The intent was to highlight key reasons why supporters believe states should use one definition over the other in statutes barring STOLI transactions. They also aimed to air some points of contention these definitions bring up.

What happened was a type of point/counterpoint, after all. The two panelists disagreed with one another, and some members of the audience kicked in their own points, too.

This occurred during the 6th annual life insurance conference of LIMRA International, LOMA, Society of Actuaries and American Counsel of Life Insurers.

Michael Lovendusky, vice president and associate general counsel with American Council of Life Insurers, Washington, D.C., presented a definition from the National Association of Insurance Commissioners Viatical Settlement Model Act.
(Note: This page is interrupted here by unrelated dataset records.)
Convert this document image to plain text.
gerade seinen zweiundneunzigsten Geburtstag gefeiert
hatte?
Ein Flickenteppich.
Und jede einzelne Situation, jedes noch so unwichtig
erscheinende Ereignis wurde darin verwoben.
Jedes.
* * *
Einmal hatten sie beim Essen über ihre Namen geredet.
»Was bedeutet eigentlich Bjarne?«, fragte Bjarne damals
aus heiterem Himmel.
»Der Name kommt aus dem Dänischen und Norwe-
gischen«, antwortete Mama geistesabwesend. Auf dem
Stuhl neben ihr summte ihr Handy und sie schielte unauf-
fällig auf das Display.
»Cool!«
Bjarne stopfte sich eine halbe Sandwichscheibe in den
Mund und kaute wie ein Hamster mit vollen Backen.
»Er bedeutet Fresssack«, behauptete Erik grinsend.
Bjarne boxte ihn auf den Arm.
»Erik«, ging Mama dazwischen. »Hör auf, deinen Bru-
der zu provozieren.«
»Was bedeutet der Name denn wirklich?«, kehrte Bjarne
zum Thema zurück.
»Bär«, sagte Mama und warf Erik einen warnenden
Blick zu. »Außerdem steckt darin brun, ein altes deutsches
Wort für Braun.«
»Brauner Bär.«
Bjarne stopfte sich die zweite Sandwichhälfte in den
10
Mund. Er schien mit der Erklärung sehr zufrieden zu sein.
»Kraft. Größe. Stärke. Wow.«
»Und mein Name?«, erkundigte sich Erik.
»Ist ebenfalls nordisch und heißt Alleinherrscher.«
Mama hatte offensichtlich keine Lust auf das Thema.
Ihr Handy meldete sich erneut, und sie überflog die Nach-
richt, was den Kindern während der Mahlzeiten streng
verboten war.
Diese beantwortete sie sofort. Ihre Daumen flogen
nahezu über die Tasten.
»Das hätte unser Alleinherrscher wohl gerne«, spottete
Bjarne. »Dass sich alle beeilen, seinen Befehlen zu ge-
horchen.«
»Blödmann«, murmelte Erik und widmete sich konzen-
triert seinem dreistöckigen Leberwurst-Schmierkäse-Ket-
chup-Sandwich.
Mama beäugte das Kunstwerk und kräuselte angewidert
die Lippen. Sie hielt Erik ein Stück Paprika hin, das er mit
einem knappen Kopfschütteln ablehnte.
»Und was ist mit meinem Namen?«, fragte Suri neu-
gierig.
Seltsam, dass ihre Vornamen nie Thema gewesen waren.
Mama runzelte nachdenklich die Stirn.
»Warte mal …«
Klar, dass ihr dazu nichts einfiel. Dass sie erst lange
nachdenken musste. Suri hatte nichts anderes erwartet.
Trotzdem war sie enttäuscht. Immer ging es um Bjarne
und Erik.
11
He covered how NAIC defines STOLI characteristics, and mentioned that it would prohibit settlements with certain characteristics for a five-year period after policy purchase.

“The NAIC definition doesn’t outlaw any transaction,” he stressed. “It just makes you wait 5 years” before settling.

Douglas Head, executive vice president of the Life Insurance Settlement Association, Orlando, Fla., said repeatedly that LISA believes the NAIC definition casts too wide a net, risking the blocking of transactions that are legitimate settlements. He also questioned the meaning of specific phrases and terms in the NAIC definition.

“We say we can harpoon the monster–identify what’s wrong–without hurting the consumer,” Head said.

A similar exchange occurred over the STOLI definition developed by National Conference of Insurance Legislators, Troy, N.Y., which has a 2-year prohibition from point of sale, not 5-year, and has its own language. “This definition is based on a 100-year-old insurable interest law,” said Lovendusky.

Head said he thinks consumers will be concerned with this definition and about their rights. It too casts a broad net, he said, indicating he does not think an insurable interest solution will work.

He presented the settlement industry’s approach to STOLI, using still different language (see chart). “Our view is this will protect consumer value, give consumers options that they will be able to exercise, and open up the exchange of information” about the transaction, Head said.

Members of the audience kept peppering the speakers with questions and comments. Here are a few:

Question: Why not price the life products appropriately in the first place (so the rates aren’t lapse supported)? If you do that, why would it matter who pays for the contract–the insured or the non-recourse loan company?

Question: Why do an arbitrary selection of banning transactions for a 5-year period after policy issue? Why not have a 5-year incontestability period instead?

Question: If you get rid of lapse-supported pricing, wouldn’t you get rid of all the term insurance that’s in the market?